Salah satunya saya temui dalam program KKN Literasi, kolaborasi perguruan tinggi dan Perpusnas yang memakai Swakelola Tipe II LKPP.
Menurut aturan LKPP, pencairan dana bisa dilakukan penuh 100% di awal kontrak. Namun, praktik di lapangan berbeda. Ketentuan perbendaharaan dan perpajakan tetap memotong pajak sebelum dana diterima penuh.
Ketika dana digunakan lagi untuk pengadaan barang atau jasa, pajak dipotong ulang. Akibatnya, dana yang sama terkena pemotongan ganda. Selama sinkronisasi fiskal dan pengadaan belum tuntas, situasi semacam ini akan sulit dihindari.
Artinya, sekali lagi problem sinkronisasi fiskal dan pengadaan sudah meluas dan terjadi di lintas lembaga. Ini lah yang menjadi motivasi artikel ini ditulis sebenarnya.
Kita kembali lagi kepada masalah pengadaan di USK PTN-BH.
Akar Masalah: PTN-BH Bukan Regulator Pengadaan
Lalu, kenapa masalah ini berulang?
Sederhana: PTN-BH sejatinya bukan regulator pengadaan.
Fokus utama kampus adalah pendidikan, riset, dan pengembangan SDM. Pengadaan hanyalah fungsi administratif pendukung. Biasanya ditangani Unit Layanan Pengadaan (ULP) atau pejabat pengadaan internal, dengan sumber daya terbatas.
Sebaliknya, LKPP memang didesain menjadi regulator pengadaan nasional. Mereka memiliki:
Sementara itu, PTN-BH nyaris tidak punya unit riset regulasi pengadaan yang kuat. Bila terus dipaksa menyusun aturan sendiri, risikonya: regulasi cepat tertinggal, sulit menyesuaikan perkembangan, dan rawan multitafsir saat audit.
Integritas: Fondasi Tata Kelola yang Tak Boleh Runtuh
Namun, regulasi saja tidak cukup. Integritas tetap menjadi fondasi utama.
Sebagus apapun aturannya, bila integritas longgar, celah penyimpangan tetap terbuka.
Dalam semua skema pengadaan — Perpres, aturan internal, maupun swakelola — budaya integritas menentukan keberhasilan.

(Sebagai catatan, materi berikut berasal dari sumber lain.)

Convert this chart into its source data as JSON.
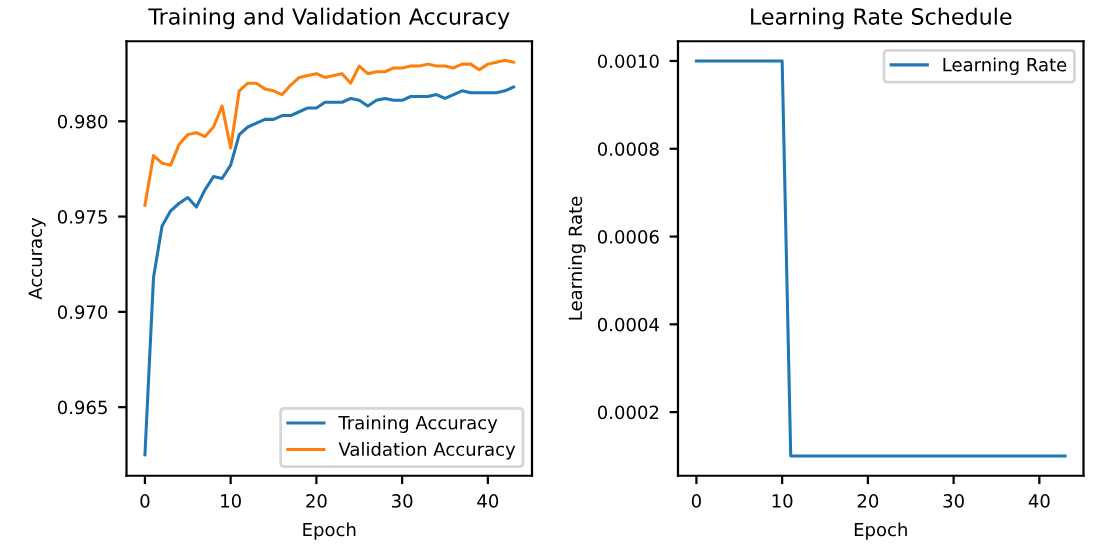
{
  "chart_data": [
    {
      "type": "line",
      "title": "Training and Validation Accuracy",
      "xlabel": "Epoch",
      "ylabel": "Accuracy",
      "x": [
        0,
        1,
        2,
        3,
        4,
        5,
        6,
        7,
        8,
        9,
        10,
        11,
        12,
        13,
        14,
        15,
        16,
        17,
        18,
        19,
        20,
        21,
        22,
        23,
        24,
        25,
        26,
        27,
        28,
        29,
        30,
        31,
        32,
        33,
        34,
        35,
        36,
        37,
        38,
        39,
        40,
        41,
        42,
        43
      ],
      "series": [
        {
          "name": "Training Accuracy",
          "color": "#1f77b4",
          "values": [
            0.9625,
            0.9718,
            0.9745,
            0.9753,
            0.9757,
            0.976,
            0.9755,
            0.9764,
            0.9771,
            0.977,
            0.9777,
            0.9793,
            0.9797,
            0.9799,
            0.9801,
            0.9801,
            0.9803,
            0.9803,
            0.9805,
            0.9807,
            0.9807,
            0.981,
            0.981,
            0.981,
            0.9812,
            0.9811,
            0.9808,
            0.9811,
            0.9812,
            0.9811,
            0.9811,
            0.9813,
            0.9813,
            0.9813,
            0.9814,
            0.9812,
            0.9814,
            0.9816,
            0.9815,
            0.9815,
            0.9815,
            0.9815,
            0.9816,
            0.9818
          ]
        },
        {
          "name": "Validation Accuracy",
          "color": "#ff7f0e",
          "values": [
            0.9756,
            0.9782,
            0.9778,
            0.9777,
            0.9788,
            0.9793,
            0.9794,
            0.9792,
            0.9797,
            0.9808,
            0.9786,
            0.9816,
            0.982,
            0.982,
            0.9817,
            0.9816,
            0.9814,
            0.9819,
            0.9823,
            0.9824,
            0.9825,
            0.9823,
            0.9824,
            0.9825,
            0.982,
            0.9829,
            0.9825,
            0.9826,
            0.9826,
            0.9828,
            0.9828,
            0.9829,
            0.9829,
            0.983,
            0.9829,
            0.9829,
            0.9828,
            0.983,
            0.983,
            0.9827,
            0.983,
            0.9831,
            0.9832,
            0.9831
          ]
        }
      ],
      "xlim": [
        -2.15,
        45.15
      ],
      "xticks": [
        0,
        10,
        20,
        30,
        40
      ],
      "ylim": [
        0.9614,
        0.9842
      ],
      "yticks": [
        {
          "value": 0.965,
          "label": "0.965"
        },
        {
          "value": 0.97,
          "label": "0.970"
        },
        {
          "value": 0.975,
          "label": "0.975"
        },
        {
          "value": 0.98,
          "label": "0.980"
        }
      ],
      "legend": "bottom right",
      "grid": false
    },
    {
      "type": "line",
      "title": "Learning Rate Schedule",
      "xlabel": "Epoch",
      "ylabel": "Learning Rate",
      "x": [
        0,
        1,
        2,
        3,
        4,
        5,
        6,
        7,
        8,
        9,
        10,
        11,
        12,
        13,
        14,
        15,
        16,
        17,
        18,
        19,
        20,
        21,
        22,
        23,
        24,
        25,
        26,
        27,
        28,
        29,
        30,
        31,
        32,
        33,
        34,
        35,
        36,
        37,
        38,
        39,
        40,
        41,
        42,
        43
      ],
      "series": [
        {
          "name": "Learning Rate",
          "color": "#1f77b4",
          "values": [
            0.001,
            0.001,
            0.001,
            0.001,
            0.001,
            0.001,
            0.001,
            0.001,
            0.001,
            0.001,
            0.001,
            0.0001,
            0.0001,
            0.0001,
            0.0001,
            0.0001,
            0.0001,
            0.0001,
            0.0001,
            0.0001,
            0.0001,
            0.0001,
            0.0001,
            0.0001,
            0.0001,
            0.0001,
            0.0001,
            0.0001,
            0.0001,
            0.0001,
            0.0001,
            0.0001,
            0.0001,
            0.0001,
            0.0001,
            0.0001,
            0.0001,
            0.0001,
            0.0001,
            0.0001,
            0.0001,
            0.0001,
            0.0001,
            0.0001
          ]
        }
      ],
      "xlim": [
        -2.15,
        45.15
      ],
      "xticks": [
        0,
        10,
        20,
        30,
        40
      ],
      "ylim": [
        5.5e-05,
        0.001045
      ],
      "yticks": [
        {
          "value": 0.0002,
          "label": "0.0002"
        },
        {
          "value": 0.0004,
          "label": "0.0004"
        },
        {
          "value": 0.0006,
          "label": "0.0006"
        },
        {
          "value": 0.0008,
          "label": "0.0008"
        },
        {
          "value": 0.001,
          "label": "0.0010"
        }
      ],
      "legend": "top right",
      "grid": false
    }
  ]
}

KPK lama mengingatkan lewat model GONE: Greed, Opportunity, Need, Exposure. Bila pengawasan longgar dan peluang terbuka, penyimpangan mudah terjadi.
Otonomi PTN-BH justru bisa memperlebar celah ini. Semakin luas otonomi, semakin besar risiko penyimpangan jika pengawasan internal lemah. Tanpa pengawasan independen, otonomi bisa berubah menjadi kekosongan pengawasan.
Baca juga “Naik Kelas”, Metafora Praktik Korupsi di Indonesia
Rekomendasi: Tata Kelola Konsisten dan Adaptif
Karena itu, beberapa solusi penting perlu segera diterapkan:
Opsi mengikuti LKPP. PTN-BH harus diberi keleluasaan penuh untuk mengikuti sistem PBJ nasional LKPP. Aman secara hukum dan audit.
Pembinaan regulasi internal. Bila kampus tetap menyusun aturan sendiri, pembinaannya harus dikawal LKPP dan kementerian terkait.
Perkuat APIP kampus. Pengawas internal perlu diperkuat secara profesional dan substansial.
Tingkatkan kapasitas SDM pengadaan. Pejabat pengadaan kampus harus terus update atas perkembangan regulasi dan teknologi pengadaan.
Penutup: Otonomi Harus Disertai Tanggung Jawab Pengawasan
Otonomi PTN-BH penting untuk memperkuat pendidikan tinggi. Tapi pengadaan tetap bagian dari administrasi publik yang tunduk pada hukum negara.
Kalau marwah pendidikan tinggi ingin dijaga, pengadaan harus dikelola secara transparan, profesional, dan adaptif.
Di sinilah peran LKPP menjadi strategis. LKPP menjaga agar otonomi kampus tetap berjalan dalam koridor hukum, sekaligus memberi ruang kampus fokus menjalankan mandat utamanya: mengembangkan ilmu pengetahuan.